Can Be an Instrument of a Merciful God. Historically, this country's
laws and principles are based on the Bible and the Judeo-Christian concept
of God. He is the standard. He is the measuring stick.
(Rom. 3:23) "For all have sinned, and
come short of the glory of God;" (Rom.11:32)
God hath concluded them all in unbelief..."
(Ecc. 7:20) "For there is not a just
man upon earth, that doeth good, and sinneth not."
We, as God's creation, have reason to be ashamed of ourselves and our actions.
In Psalm 44, David speaks to God about shame.
Notice how God used shame in the lives of Israel's enemies and in their lives as well. Shame is an instrument of God. Shame is the result of our own sin. Did not Peter, when he denied the Lord, go out and weep bitterly over his sin? Notice too, Israel's attitude in Jeremiah's day. (Jeremiah 3:25) "We lie down in our shame, and our confusion covereth us: for we have sinned against the LORD our God, we and our fathers, from our youth even unto this day, and have not obeyed the voice of the LORD our God."
Lack of Shame Is Evidence of a Decayed Society. "I don't care
what people think! It doesn't matter what they say! I'll hold my
head up high no matter what! Never let them see you sweat!
Never give in, never admit that you're wrong." These are the statements
of a society in decay. But this attitude is not new.
On November 26th, 1996, a middle age couple sat comfortably in their Eustis, Florida home. A 16 year old self professed "vampire" and occult follower named Rod Farrell creeped inside, and in a drug induced stupor, clubbed them both to death with a tire iron. He then stole their van parked outside and drove to pick up his friends. Why do I tell this story? Later, after he had been sentenced to death, he was asked, "How did you feel when you killed them?' His answer, "I didn't." The psychologists testified that he had a "personality disorder" which caused him to be anti-social.
Other stories like this can be told one after another. The woman who ran into a man with her car, watched him die lodged in her windshield with her car sitting in her garage, never called 9-1-1. The rap singers, who sing of raping women, killing policemen, and selling drugs to little schoolkids, do it for the money and the shock value.
A member of
the news media stated recently that Kobe Bryant's arrest for rape could
have "street value." He went on to explain that Kobe was not considered
as an icon or role model by the urban,ethnic teens and young adults.
He has been seen as an "establishment" personality up until his arrest.
Now he might be considered more like "one of them." Such a statement
is an affront to minorities and an example of the decay of our culture.
Shame for the Christian Can be a Negative.
we get the concept of shame all wrong. We find ourselves ashamed of the
godly aspects of our lives and proud of the ungodly ones. Jesus promises
serious ramifications for this misplaced shame. Paul said expressly:
I am not ashamed of the gospel of Christ..."

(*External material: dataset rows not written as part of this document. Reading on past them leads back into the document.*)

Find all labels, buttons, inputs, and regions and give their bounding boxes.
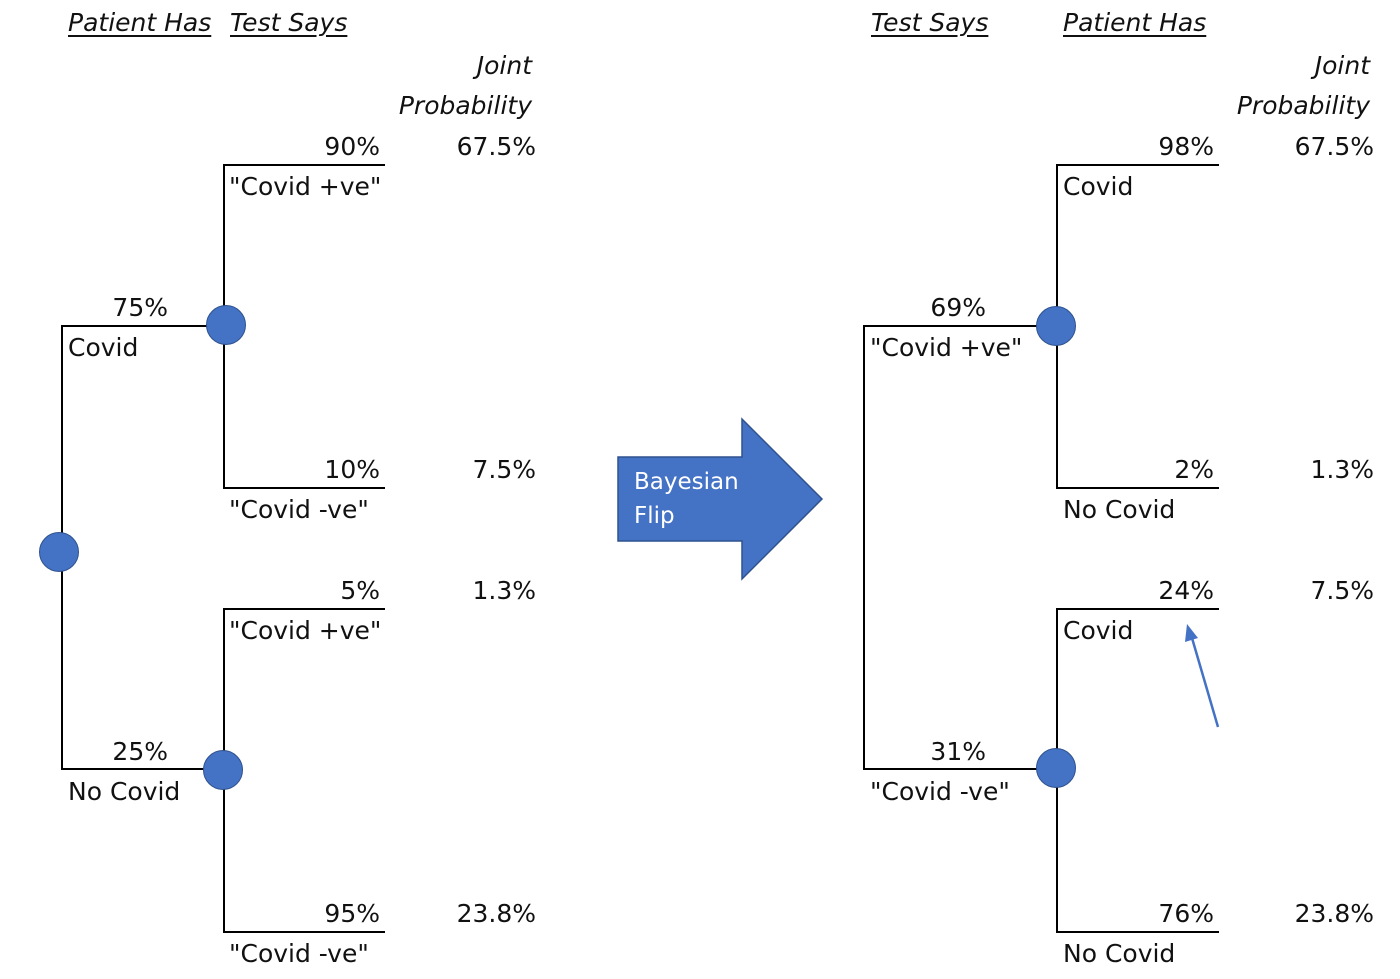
left-level1-label: Covid <box>68 333 139 362</box>
right-level2-label: Covid <box>1063 172 1134 201</box>
bayesian-flip-label-2: Flip <box>634 503 675 529</box>
left-level2-label: "Covid -ve" <box>229 495 369 524</box>
left-header-patient-has: Patient Has <box>68 8 212 37</box>
right-pos-node <box>1036 306 1076 346</box>
left-branch-covid <box>61 325 227 327</box>
left-level2-prob: 5% <box>340 576 380 605</box>
bayesian-flip-label-1: Bayesian <box>634 469 739 495</box>
left-joint-value: 1.3% <box>472 576 536 605</box>
right-header-patient-has: Patient Has <box>1063 8 1207 37</box>
left-branch-covid-neg <box>223 487 385 489</box>
left-joint-value: 7.5% <box>472 455 536 484</box>
left-joint-value: 67.5% <box>456 132 536 161</box>
left-branch-nocovid-neg <box>223 931 385 933</box>
right-joint-value: 1.3% <box>1310 455 1374 484</box>
left-header-test-says: Test Says <box>230 8 348 37</box>
right-level2-prob: 98% <box>1158 132 1214 161</box>
right-branch-pos-nocovid <box>1056 487 1219 489</box>
right-level1-prob: 69% <box>930 293 986 322</box>
right-branch-neg-nocovid <box>1056 931 1219 933</box>
left-header-joint: Joint <box>476 51 532 80</box>
left-covid-node <box>206 305 246 345</box>
right-level2-label: Covid <box>1063 616 1134 645</box>
right-neg-node <box>1036 748 1076 788</box>
right-joint-value: 7.5% <box>1310 576 1374 605</box>
right-root-trunk <box>863 325 865 769</box>
left-level2-label: "Covid +ve" <box>229 616 382 645</box>
left-level2-label: "Covid -ve" <box>229 939 369 968</box>
right-level2-label: No Covid <box>1063 495 1176 524</box>
right-level2-prob: 24% <box>1158 576 1214 605</box>
right-header-test-says: Test Says <box>871 8 989 37</box>
left-root-node <box>39 532 79 572</box>
left-level2-prob: 95% <box>324 899 380 928</box>
right-joint-value: 23.8% <box>1294 899 1374 928</box>
right-branch-neg <box>863 768 1057 770</box>
right-level1-label: "Covid -ve" <box>870 777 1010 806</box>
left-level2-prob: 90% <box>324 132 380 161</box>
right-level2-label: No Covid <box>1063 939 1176 968</box>
left-no-covid-node <box>203 750 243 790</box>
left-level1-prob: 75% <box>112 293 168 322</box>
left-level2-label: "Covid +ve" <box>229 172 382 201</box>
left-level1-prob: 25% <box>112 737 168 766</box>
right-level1-prob: 31% <box>930 737 986 766</box>
right-header-joint: Joint <box>1314 51 1370 80</box>
left-level1-label: No Covid <box>68 777 181 806</box>
right-level2-prob: 2% <box>1174 455 1214 484</box>
right-branch-neg-covid <box>1056 608 1219 610</box>
right-level1-label: "Covid +ve" <box>870 333 1023 362</box>
left-branch-covid-pos <box>223 164 385 166</box>
left-branch-no-covid <box>61 768 223 770</box>
right-branch-pos-covid <box>1056 164 1219 166</box>
left-header-probability: Probability <box>398 91 532 120</box>
right-header-probability: Probability <box>1236 91 1370 120</box>
left-joint-value: 23.8% <box>456 899 536 928</box>
right-level2-prob: 76% <box>1158 899 1214 928</box>
left-level2-prob: 10% <box>324 455 380 484</box>
right-joint-value: 67.5% <box>1294 132 1374 161</box>
right-branch-pos <box>863 325 1057 327</box>
left-branch-nocovid-pos <box>223 608 385 610</box>
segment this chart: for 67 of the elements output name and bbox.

(Romans 1:16) We owe it to our God to stand true and not be ashamed
of His claims on our lives.
Our Own Shame Should be Evaluated and Dealt With. What shall be our
attitude toward our shame? Will we follow the advice of the psycho-analyst
who tells us to forget our past sins and shameful behavior? Will
we bury our shame and move on? Our will we bring our shame to God,
who alone can deal with it and ease our pain?
At this writing, it is not apparent what will happen to Kobe Bryant. Everyone has their opinion of his guilt or innocence. But we do not know, nor can we say what happened. But we can say that God knows, and the shame Kobe Bryant felt at that July 18th press conference is a good thing. His shame was the instrument of God to bring him to repentance and be a warning to us not to follow in his path.